After the incident is investigated and the incident response team is looking back for lessons learned, it is not uncommon for the lessons to include:
- Paying better attention to basic security measures would have prevented the issue.
- Realizing that the network environment is not uniform, there are data and devices that were not known by the security team, there are third parties with access that were not known or that were established without using the approved remote access solution, and over time, exceptions and work-arounds have been created.
- Having more verbose logging for a longer period of time that can be accessed from a central source would have enabled the analysis of what occurred to be more precise.
- Acknowledging that trust but verify is important (e.g., if someone says a network is segmented, check the ACLs and firewall rules to confirm this).
- Knowing that you can have great security tools and generate terabytes of logs, but someone has to review the logs.
- Determining that assumptions about a vendor’s role in maintaining and managing the security of the service it is offeringmay have been wrong.
- Deciding that delegating responsibility for security to IT or the security team is insufficient – it takes an enterprise-wide approach to address this enterprise risk.
- Identifying a forensic firm before the incident, negotiating the terms of a master services agreement in advance, and then meeting with that firm to discuss how it will investigate and what data is needed would have facilitated a faster response, investigation, containment and final analysis.
While most of the security incident disclosures in 2016 related to theft of data, the surge of ransomware and emergence of denial-of-service tools fueled by compromised IOT devices demonstrate that maintaining operational resiliency is equally as important as preventing data theft.
The 10-K cyber risk disclosures of many public companies state that the company relies on technology to operate its business and a failure of that technology could have a material impact.
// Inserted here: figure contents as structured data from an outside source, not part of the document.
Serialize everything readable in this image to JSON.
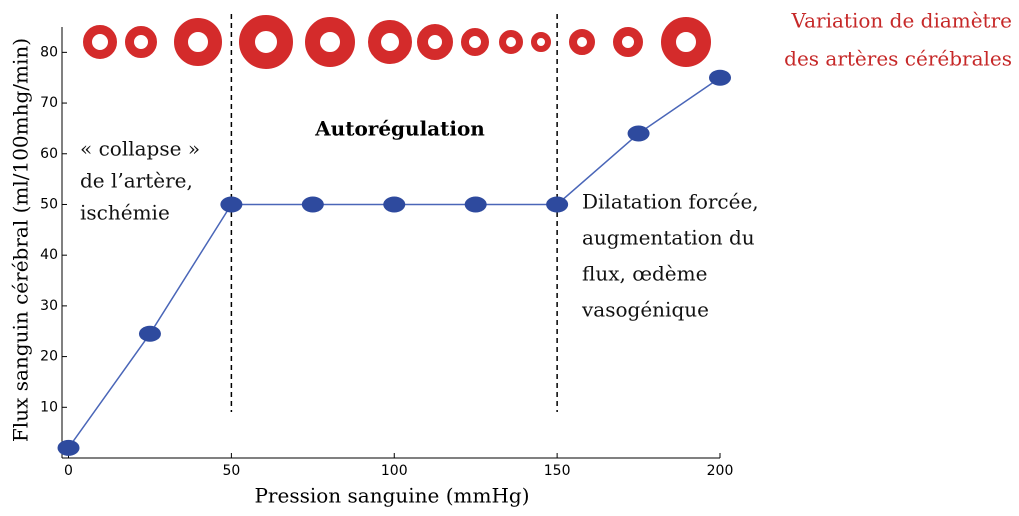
{
  "chart_data": {
    "type": "line",
    "x_label": "Pression sanguine (mmHg)",
    "y_label": "Flux sanguin cérébral (ml/100mhg/min)",
    "x": [
      0,
      25,
      50,
      75,
      100,
      125,
      150,
      175,
      200
    ],
    "series": [
      {
        "color": "#2e4a9e",
        "values": [
          2,
          24.5,
          50,
          50,
          50,
          50,
          50,
          64,
          75
        ]
      }
    ],
    "xlim": [
      -2,
      200
    ],
    "ylim": [
      0,
      85
    ],
    "xticks": [
      0,
      50,
      100,
      150,
      200
    ],
    "yticks": [
      10,
      20,
      30,
      40,
      50,
      60,
      70,
      80
    ],
    "vlines": [
      50,
      150
    ],
    "annotations": {
      "rings": [
        "Variation de diamètre",
        "des artères cérébrales"
      ],
      "autoregulation": "Autorégulation",
      "collapse": [
        "« collapse »",
        "de l’artère,",
        "ischémie"
      ],
      "dilatation": [
        "Dilatation forcée,",
        "augmentation du",
        "flux, œdème",
        "vasogénique"
      ]
    }
  }
}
Despite those statements, many organizations that have focused primarily on preventing data theft are now addressing: (1) whether their critical operating systems are as well-guarded as systems that interact with sensitive data; (2) what backup capabilities and procedures are in place in the event of a widespread outbreak of ransomware; (3) in anticipation of facing a ransom or cyber-extortion scenario, whether the company should establish and fund a bitcoin wallet; and (4) what denial-of-service mitigation solutions are in place.
For healthcare organizations, cybersecurity initiatives have to take the following three factors into account:
- During the incident response, it is critical for healthcare organizations to consult counsel who has defended multiple OCR investigations so that the organization can build in defense strategy and begin to identify relevant information for the coming OCR investigation that will follow after OCR receives the breach notification.
- All organizations, but particularly healthcare, should include ransomware events in their breach planning exercises and incident response plans. Considerations include having backups available, whether the organization would pay a ransom demand, and whether the organization should establish and fund a Bitcoin wallet in advance to be prepared to pay a ransom demand.
- Healthcare organizations and other companies who collect information in addition to SSNs, should consider identity monitoring products in advance so that securing the services is streamlined during an incident response.